Er suchte ihre Augen, konnte sie nur ahnen und doch hatte er das Gefühl, ihre Blicke würden sich treffen. "Komm Elizabeth, wir schaffen es gemeinsam. Es ist egal, nach diesem Schlag gehen wir nach Hause und es ist gut." Er wog den Ball in seiner Hand, ein griffiges Stück Leder, das seine Finger gerade umfassen konnten.

Liz stand bereit. Sie fühlte sich sicher. Es war ihr egal, ob sie den Ball treffen würde. Auch das Urteil von Sam, Ross, George, Steven und all den anderen war ihr egal. Das einzige was ihr nicht egal war, war Tim. Sie würde nach dem Wurf zu ihm gehen. Der Wurf war reine Formsache. Sie würde zu ihm gehen und ihm sagen, dass er sich keine Sorgen machen sollte, dass sie zusammen gehörten. Sie konnte es kaum erwarten, ihm das zu sagen. "Wirf Timothy, lass es uns hinter uns bringen, wir haben anderes vor."
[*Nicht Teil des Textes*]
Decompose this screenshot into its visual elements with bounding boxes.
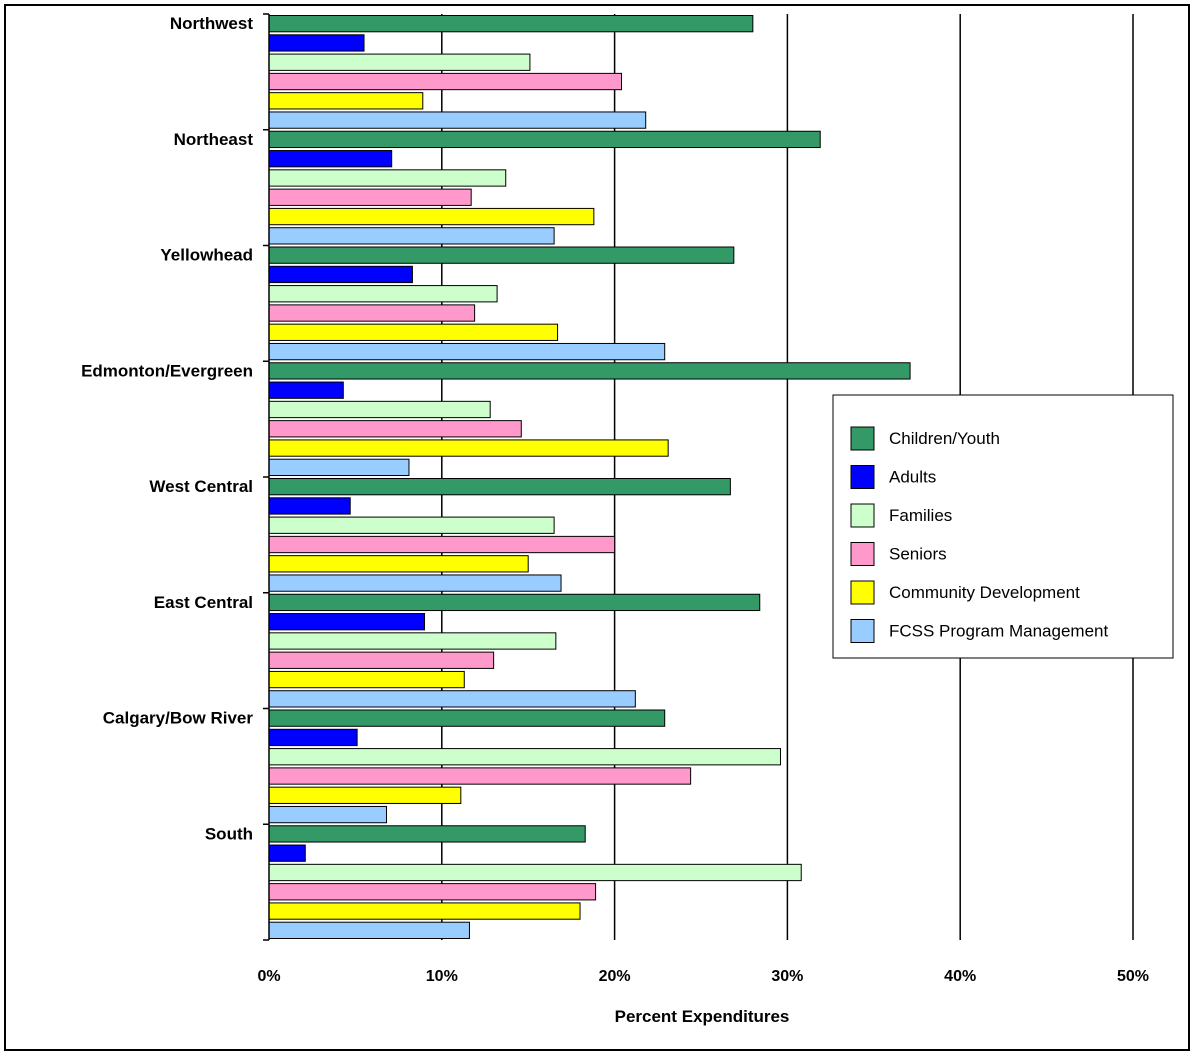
- bar: [268, 15, 754, 33]
- legend-label: Families: [889, 506, 952, 525]
- bar: [268, 728, 358, 747]
- category-axis: [263, 13, 270, 941]
- bar: [268, 362, 911, 380]
- bar: [268, 632, 557, 650]
- category-labels: Northwest Northeast Yellowhead Edmonton/Eve…: [81, 14, 253, 843]
- category-label: South: [205, 824, 253, 843]
- legend-swatch: [850, 619, 875, 643]
- bar: [268, 285, 498, 303]
- x-tick-labels: 0% 10% 20% 30% 40% 50%: [257, 968, 1149, 985]
- gridlines: [441, 14, 1134, 940]
- bar: [268, 613, 426, 631]
- legend-swatch: [850, 542, 875, 566]
- bar: [268, 323, 559, 341]
- category-label: Northeast: [174, 130, 254, 149]
- legend-label: Community Development: [889, 583, 1080, 602]
- legend-label: Seniors: [889, 545, 947, 564]
- bar: [268, 805, 388, 824]
- category-label: West Central: [149, 477, 253, 496]
- bar: [268, 786, 462, 804]
- bar: [268, 400, 491, 419]
- bar: [268, 709, 666, 727]
- legend-box: [832, 394, 1174, 659]
- bar: [268, 227, 555, 245]
- bar: [268, 516, 555, 534]
- x-tick-label: 20%: [599, 968, 631, 985]
- legend-swatch: [850, 503, 875, 528]
- bar: [268, 439, 669, 457]
- bar: [268, 593, 761, 612]
- legend-swatch: [850, 426, 875, 451]
- bar: [268, 902, 581, 920]
- bar: [268, 883, 597, 901]
- x-tick-label: 30%: [771, 968, 803, 985]
- bar: [268, 246, 735, 264]
- bar: [268, 555, 529, 573]
- x-tick-label: 50%: [1117, 968, 1149, 985]
- category-label: Edmonton/Evergreen: [81, 361, 253, 380]
- bar: [268, 863, 802, 882]
- legend: Children/Youth Adults Families Seniors Commu…: [832, 394, 1174, 659]
- legend-swatch: [850, 580, 875, 605]
- bar: [268, 478, 731, 496]
- bar: [268, 748, 781, 766]
- bars: [268, 15, 911, 939]
- x-tick-label: 40%: [944, 968, 976, 985]
- bar: [268, 72, 623, 91]
- bar: [268, 111, 647, 129]
- legend-swatch: [850, 465, 875, 489]
- bar: [268, 921, 470, 939]
- bar: [268, 169, 507, 187]
- bar: [268, 767, 692, 785]
- bar: [268, 690, 636, 708]
- legend-label: FCSS Program Management: [889, 622, 1108, 641]
- category-label: East Central: [154, 593, 253, 612]
- category-label: Northwest: [170, 14, 253, 33]
- bar: [268, 188, 472, 206]
- bar: [268, 420, 522, 438]
- bar: [268, 574, 562, 592]
- bar: [268, 150, 393, 168]
- bar: [268, 92, 424, 110]
- x-tick-label: 10%: [426, 968, 458, 985]
- bar: [268, 53, 531, 71]
- bar: [268, 651, 495, 669]
- bar: [268, 844, 306, 862]
- bar: [268, 458, 410, 477]
- chart-frame: [4, 4, 1190, 1051]
- category-label: Yellowhead: [160, 246, 253, 265]
- bar: [268, 381, 344, 399]
- bar: [268, 34, 365, 52]
- bar: [268, 535, 616, 554]
- bar: [268, 130, 821, 149]
- bar: [268, 670, 465, 689]
- bar: [268, 497, 351, 515]
- legend-label: Adults: [889, 468, 936, 487]
- x-tick-label: 0%: [257, 968, 280, 985]
- bar: [268, 825, 586, 843]
- bar: [268, 265, 413, 284]
- bar: [268, 207, 595, 226]
- bar: [268, 304, 476, 322]
- bar: [268, 342, 666, 361]
- legend-label: Children/Youth: [889, 429, 1000, 448]
- x-axis-title: Percent Expenditures: [615, 1007, 790, 1026]
- category-label: Calgary/Bow River: [103, 709, 254, 728]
Er holte mit dem Arm nach hinten aus. Dann schnellte sein ganzer Körper nach vorne. Der Ball verließ die Hand, - er war schnell aber nicht so schnell, dass man ihn nicht erkennen konnte. In einem schwachen makellosen Bogen zog er auf Liz zu, die unbewegt - wie eine Statur, den Schlagstock mit beiden Händen am Griff seitlich hinter ihrem Kopf hielt. Fast schien es als würde sie ewig so stehen bleiben. Da zog sie unvermittelt und mit einer verblüffenden Geschwindigkeit den Schläger hinter ihrem Kopf hervor. Ein sattes hölzernes Klacken hallte über den Platz, während die Bahn des Rückfluges bereits keinen Zweifel mehr ließ. Volltreffer! Wie an einer Schnur gezogen schoss der Punkt über das Spielfeld hinaus auf die Ränge zu. Dort landete das Geschoß mit einem lauten hellen Krachen auf einer der oberen Sitzreihen. Die Zuschauer waren begeistert. Sam stieß einen kreischenden Schrei aus, Ross klatschte wild in die Hände, Bob grölte hemmungslos, in der Ferne machte George Beifalls-Gesten mit den Armen, selbst Roy rief anerkennend "Guter Schuss!".

Während die anderen noch weiter den Schlag kommentierten, gingen Liz und Tim aufeinander zu. Als sie sich gegenüber standen sagte Tim lächelnd: "Du hast einen Homerun".
"Wir haben einen Homerun", erwiderte Liz und fiel ihm um den Hals. Nach einer Weile flüsterte sie ihm ins Ohr: "Laß uns gehen."